The third-leading cause of death in US most doctors don’t want you to know about

  • A recent Johns Hopkins study claims more than 250,000 people in the U.S. die every year from medical errors. Other reports claim the numbers to be as high as 440,000.
  • Medical errors are the third-leading cause of death after heart disease and cancer.
  • Advocates are fighting back, pushing for greater legislation for patient safety.

“My little angel” is how Christopher Jerry describes his daughter Emily.

At just a year and a half, Emily was diagnosed with a massive abdominal tumor and endured numerous surgeries and rigorous chemotherapy before finally being declared cancer-free. But just to be sure, doctors encouraged Chris and his wife to continue with Emily’s last scheduled chemotherapy session, a three-day treatment that would begin on her second birthday.

On the morning of her final day of treatment, a pharmacy technician prepared the intravenous bag, filling it with more than 20 times the recommended dose of sodium chloride. Within hours Emily was on life support and declared brain dead.

Three days later she was gone.

Sadly, Emily’s case is not unique. According to a recent study by Johns Hopkins, more than 250,000 people in the United States die every year because of medical mistakes, making it the third leading cause of death after heart disease and cancer.

Other studies report much higher figures, claiming the number of deaths from medical error to be as high as 440,000. The reason for the discrepancy is that physicians, funeral directors, coroners and medical examiners rarely note on death certificates the human errors and system failures involved. Yet death certificates are what the Centers for Disease Control and Prevention rely on to post statistics for deaths nationwide.

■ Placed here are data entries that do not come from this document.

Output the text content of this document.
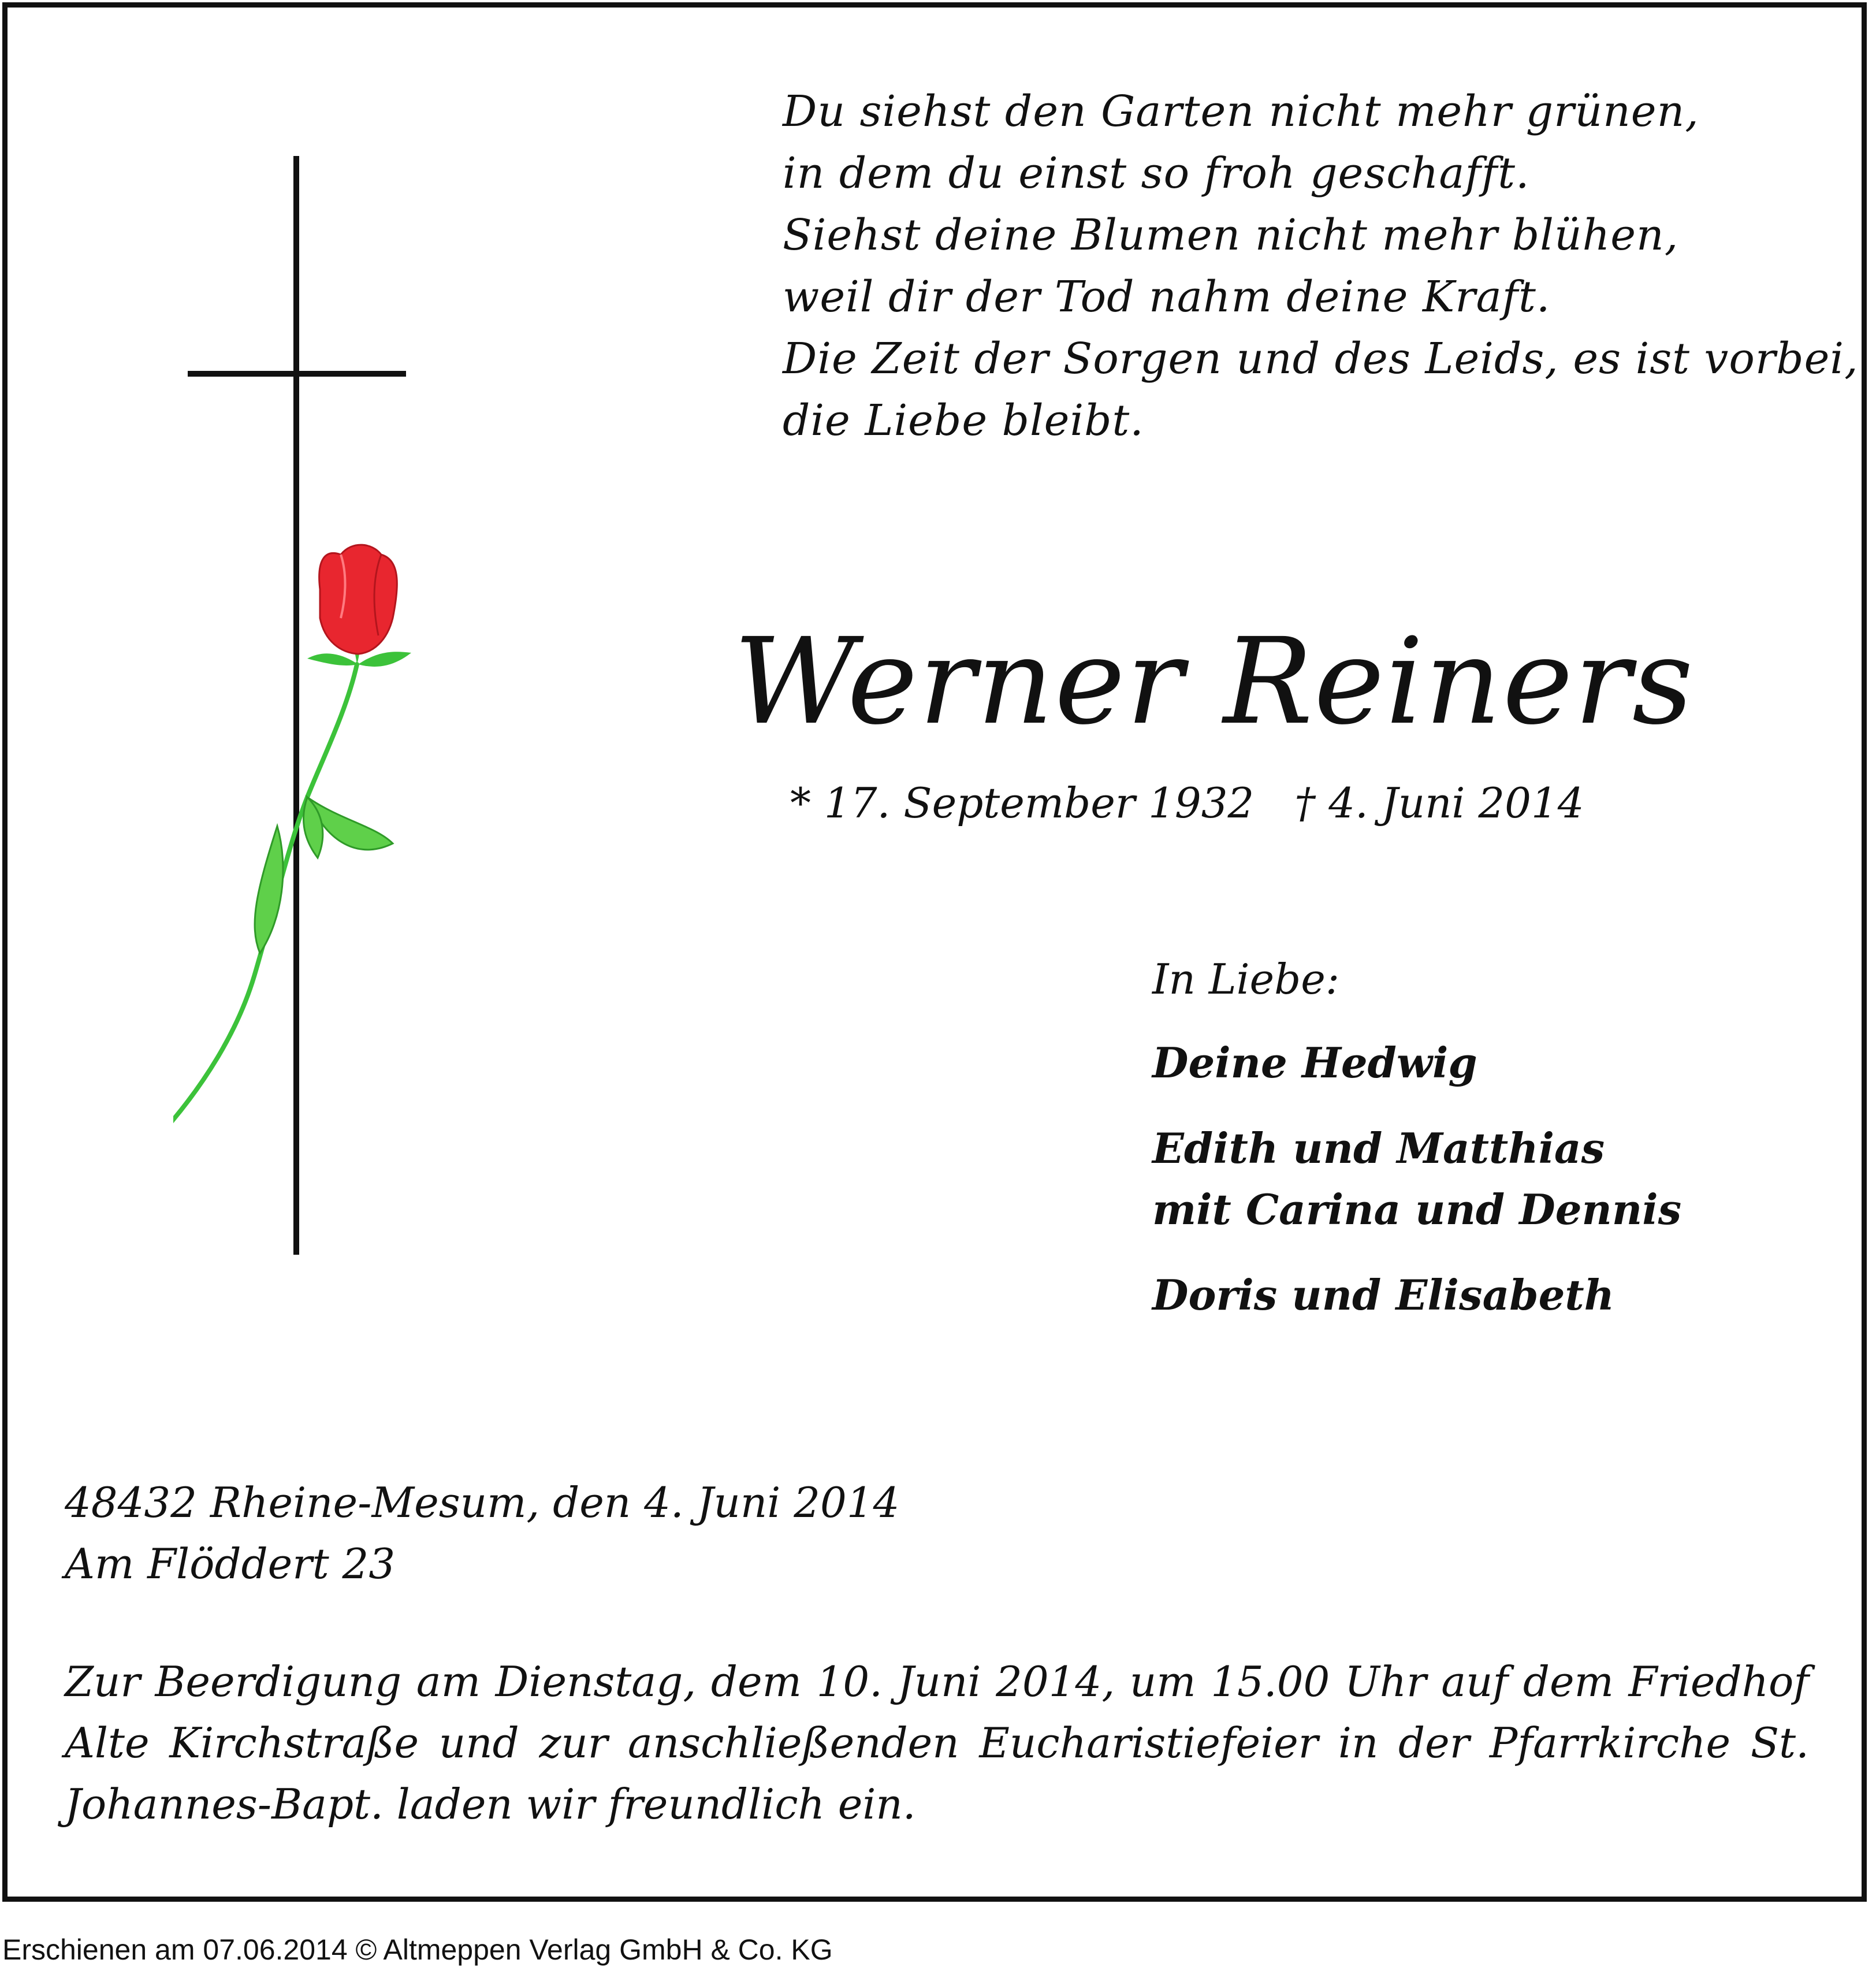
Du siehst den Garten nicht mehr grünen,
in dem du einst so froh geschafft.
Siehst deine Blumen nicht mehr blühen,
weil dir der Tod nahm deine Kraft.
Die Zeit der Sorgen und des Leids, es ist vorbei,
die Liebe bleibt.
Werner Reiners
* 17. September 1932 † 4. Juni 2014
In Liebe:
Deine Hedwig
Edith und Matthias
mit Carina und Dennis
Doris und Elisabeth
48432 Rheine-Mesum, den 4. Juni 2014
Am Flöddert 23
Zur Beerdigung am Dienstag, dem 10. Juni 2014, um 15.00 Uhr auf dem Friedhof Alte Kirchstraße und zur anschließenden Eucharistiefeier in der Pfarrkirche St. Johannes-Bapt. laden wir freundlich ein.
Erschienen am 07.06.2014 © Altmeppen Verlag GmbH & Co. KG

The authors of the Johns Hopkins study, led by Dr. Martin Makary of the Johns Hopkins University School of Medicine, have appealed to the CDC to change the way in which it collects data from death certificates. To date, no changes have been made, Makary said.

‘The system is to blame’

Makary defines a death due to medical error as one that is caused by inadequately skilled staff, error in judgment or care, a system defect or a preventable adverse effect. This includes computer breakdowns, mix-ups with the doses or types of medications administered to patients and surgical complications that go undiagnosed.

“Currently the CDC uses a deaths collection system that only tallies causes of death occurring from diseases, morbid conditions, and injuries,” Makary stated in a letter urging the CDC to change the way it collects the nation’s vital health statistics.

“It’s the system more than the individuals that is to blame,” Makary said. The U.S. patient-care study, which was released in 2016, explored death-rate data for eight consecutive years. The researchers discovered that based on a total of 35,416,020 hospitalizations, there was a pooled incidence rate of 251,454 deaths per year — or about 9.5 percent of all deaths — that stemmed from medical error.

Now, two years later, Makary said he hasn’t seen the needle move much.

“Medical-care workers are dedicated, caring people,” said Chris Jerry, “but they’re human. And human beings make mistakes.” According to him, the day Emily was given her fatal dose, the hospital pharmacy was short-staffed, the pharmacy computer was not properly working, and there was a backlog of physician orders.

Afterward Chris said he discovered that pharmacy technicians, rather than well-trained and educated pharmacists, are compounding nearly all of the IV medications for patients. And many states have no requirements, or proof of competency, for these pharmacy technicians.